I haven’t dug into the details today, nor followed the story in the past, but I did pick up on a YouTube video a couple of weeks ago, by a “dissident” doctor, ruining his own career by questioning the cavalier use of these invasive procedures without sufficient regard for the down-side, for commercial gain. In this case it seems the “cardiology denier” may well have been right.
However, the BBC news item mentioned that the cardiologists’ professional body here “stands by the study.” Do they, I wonder, speak as those with enquiring minds about the true nature of things, or could they be more like the group-think sheep at my school, whom I and my chums proved able to bend to our own (fortunately fairly benign) agenda? Most of the kids at school would undoubtedly have baulked at the idea that their temporary obsession with paper darts was, in effect, the result of their submission to our arbitrary will. Nevertheless it was just that, as the stuff I’ve read on propaganda more recently shows.

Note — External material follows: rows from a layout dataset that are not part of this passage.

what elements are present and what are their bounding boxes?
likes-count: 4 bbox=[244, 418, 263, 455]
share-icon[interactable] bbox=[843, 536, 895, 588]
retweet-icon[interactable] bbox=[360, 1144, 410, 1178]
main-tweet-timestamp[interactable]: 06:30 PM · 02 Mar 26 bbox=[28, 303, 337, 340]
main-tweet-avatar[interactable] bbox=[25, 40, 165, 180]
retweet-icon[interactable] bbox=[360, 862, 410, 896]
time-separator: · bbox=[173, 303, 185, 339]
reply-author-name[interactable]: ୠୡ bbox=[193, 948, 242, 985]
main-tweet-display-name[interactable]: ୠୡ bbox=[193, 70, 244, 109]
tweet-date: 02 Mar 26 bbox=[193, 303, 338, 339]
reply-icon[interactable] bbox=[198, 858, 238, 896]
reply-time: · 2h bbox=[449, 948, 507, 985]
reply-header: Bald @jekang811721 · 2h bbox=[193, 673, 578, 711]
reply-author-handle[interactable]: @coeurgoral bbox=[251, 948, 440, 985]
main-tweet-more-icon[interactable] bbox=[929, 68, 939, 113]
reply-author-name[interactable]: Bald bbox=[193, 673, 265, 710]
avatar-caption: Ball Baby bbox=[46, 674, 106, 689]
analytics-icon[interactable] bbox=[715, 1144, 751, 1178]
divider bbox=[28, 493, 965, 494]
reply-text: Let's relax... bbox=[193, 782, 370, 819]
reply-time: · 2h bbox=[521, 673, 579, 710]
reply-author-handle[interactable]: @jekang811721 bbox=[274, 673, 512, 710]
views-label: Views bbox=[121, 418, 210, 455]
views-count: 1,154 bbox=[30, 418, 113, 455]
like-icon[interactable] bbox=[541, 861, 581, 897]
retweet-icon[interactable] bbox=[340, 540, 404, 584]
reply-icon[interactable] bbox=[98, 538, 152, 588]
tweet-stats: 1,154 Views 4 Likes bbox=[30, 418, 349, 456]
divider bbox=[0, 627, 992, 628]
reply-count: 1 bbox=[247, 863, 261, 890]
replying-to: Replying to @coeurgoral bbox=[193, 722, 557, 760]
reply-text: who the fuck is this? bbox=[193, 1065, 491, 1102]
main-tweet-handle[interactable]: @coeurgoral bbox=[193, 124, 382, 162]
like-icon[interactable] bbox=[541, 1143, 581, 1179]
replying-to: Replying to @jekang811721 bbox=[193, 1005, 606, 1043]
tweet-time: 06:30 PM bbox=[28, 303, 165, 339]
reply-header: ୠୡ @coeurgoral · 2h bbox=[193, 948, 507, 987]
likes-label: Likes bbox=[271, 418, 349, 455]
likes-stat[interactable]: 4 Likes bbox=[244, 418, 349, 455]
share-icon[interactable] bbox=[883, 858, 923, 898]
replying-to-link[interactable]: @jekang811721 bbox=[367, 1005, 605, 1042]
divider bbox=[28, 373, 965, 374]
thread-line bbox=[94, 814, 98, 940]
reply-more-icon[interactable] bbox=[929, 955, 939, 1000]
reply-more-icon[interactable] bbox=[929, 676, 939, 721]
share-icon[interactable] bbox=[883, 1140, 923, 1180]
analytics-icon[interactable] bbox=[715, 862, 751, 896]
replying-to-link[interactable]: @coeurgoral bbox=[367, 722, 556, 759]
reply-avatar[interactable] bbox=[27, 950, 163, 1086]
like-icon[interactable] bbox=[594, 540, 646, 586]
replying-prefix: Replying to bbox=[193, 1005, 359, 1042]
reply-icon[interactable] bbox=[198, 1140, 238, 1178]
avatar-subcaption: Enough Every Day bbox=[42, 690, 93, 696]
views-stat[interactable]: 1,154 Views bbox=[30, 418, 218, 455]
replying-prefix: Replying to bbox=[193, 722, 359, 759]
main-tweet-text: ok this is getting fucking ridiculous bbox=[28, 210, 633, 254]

Are my ideas my ideas, or those that someone with an agenda wished to impose on me? That’s a useful question to ask about anything said by news outlets, politicians, commercial organisations, NGOs and, indeed, even by scientists and academics (sad to relate). Is the NHS really up for sale to America (as whoever carefully spray-painted the protest against it I saw in London this weekend evidently believed)? Are Attenborough’s polar bears really learning to hunt beluga whales from rocks because global warming is starving them – or not?
Take home message: most participants in conspiracies have no idea even that there is one.
PS: Lest you conclude that paper-darts are merely kid’s stuff, my most memorable memory of them was at Cambridge, where a particularly boring lecturer began to receive them from the back of the lecture theatre as his series progressed. In the last session, somebody threw a huge dart about three feet long, which circled round behind the good doctor and landed gracefully by the door. He didn’t even blink.